On the first day, students will become confident with a cluster machine (e.g. hardware, software, module environment, data storage) and will learn how to submit a single batch script via the SLURM scheduler.
On the second day, partecipants will be introduced to the world of Next Generation Sequencing (NGS) and will learn how to build a fully automated RNA-seq pipeline able to handle large input datasets, focusing on job concatenations and HPC request resource optimization.
On the last day students will be introduced to cloud computing and to the world of snakemake, a python workflow management system tool able to create reproducible and scalable data analyses, with particular attention to scaling workflows on cluster and cloud without modifyng the workflow definition.

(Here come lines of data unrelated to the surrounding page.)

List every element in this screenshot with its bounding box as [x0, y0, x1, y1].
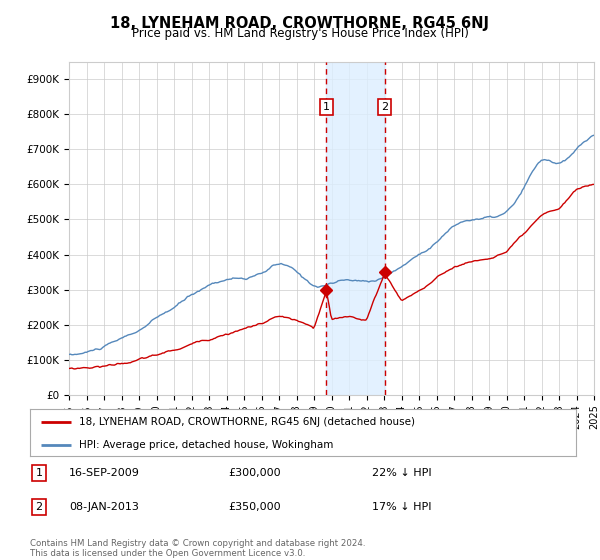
Text: 08-JAN-2013: 08-JAN-2013	[69, 502, 139, 512]
Bar	[326, 62, 385, 395]
Text: Price paid vs. HM Land Registry's House Price Index (HPI): Price paid vs. HM Land Registry's House …	[131, 27, 469, 40]
Text: 16-SEP-2009: 16-SEP-2009	[69, 468, 140, 478]
Text: 2: 2	[35, 502, 43, 512]
Text: 18, LYNEHAM ROAD, CROWTHORNE, RG45 6NJ (detached house): 18, LYNEHAM ROAD, CROWTHORNE, RG45 6NJ (…	[79, 417, 415, 427]
Text: £300,000: £300,000	[228, 468, 281, 478]
Text: 22% ↓ HPI: 22% ↓ HPI	[372, 468, 431, 478]
Text: 2: 2	[381, 102, 388, 112]
Text: £350,000: £350,000	[228, 502, 281, 512]
Text: 1: 1	[323, 102, 330, 112]
Text: 18, LYNEHAM ROAD, CROWTHORNE, RG45 6NJ: 18, LYNEHAM ROAD, CROWTHORNE, RG45 6NJ	[110, 16, 490, 31]
Text: 1: 1	[35, 468, 43, 478]
Text: 17% ↓ HPI: 17% ↓ HPI	[372, 502, 431, 512]
Text: Contains HM Land Registry data © Crown copyright and database right 2024.
This d: Contains HM Land Registry data © Crown c…	[30, 539, 365, 558]
Text: HPI: Average price, detached house, Wokingham: HPI: Average price, detached house, Woki…	[79, 440, 334, 450]
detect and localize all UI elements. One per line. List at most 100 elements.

Ad-hoc hands-on sessions, aimed at applying the concepts explained during the course, will be held every afternoon.
Skills:
By the end of the course each student should be able to:
- Know all the conventions and opportunities offered by CINECA for accessing HPC resources;
- Download datasets from public repositories and/or transfer input files from the user’s local computer to the CINECA clusters;
- Navigate through the software environment set up by CINECA;
- Run single-step jobs on a supercomputer via SLURM scheduler;
- Combine several bioinformatics applications into a fully automated pipeline able to run on a supercomputer;
- Learn how to iterate through samples in order to manage huge input datasets;
- Have an overview of how to take advantage of snakemake to build a portable, scalable and fully automated pipeline.
Target audience:
Biologists, bioinformaticians and computer scientists interested in approaching large-scale NGS-data analysis.
Course prerequisites:
Good knowledge of python and shell command line.
A very basic knowledge of R and biology is recommended but not strictly required.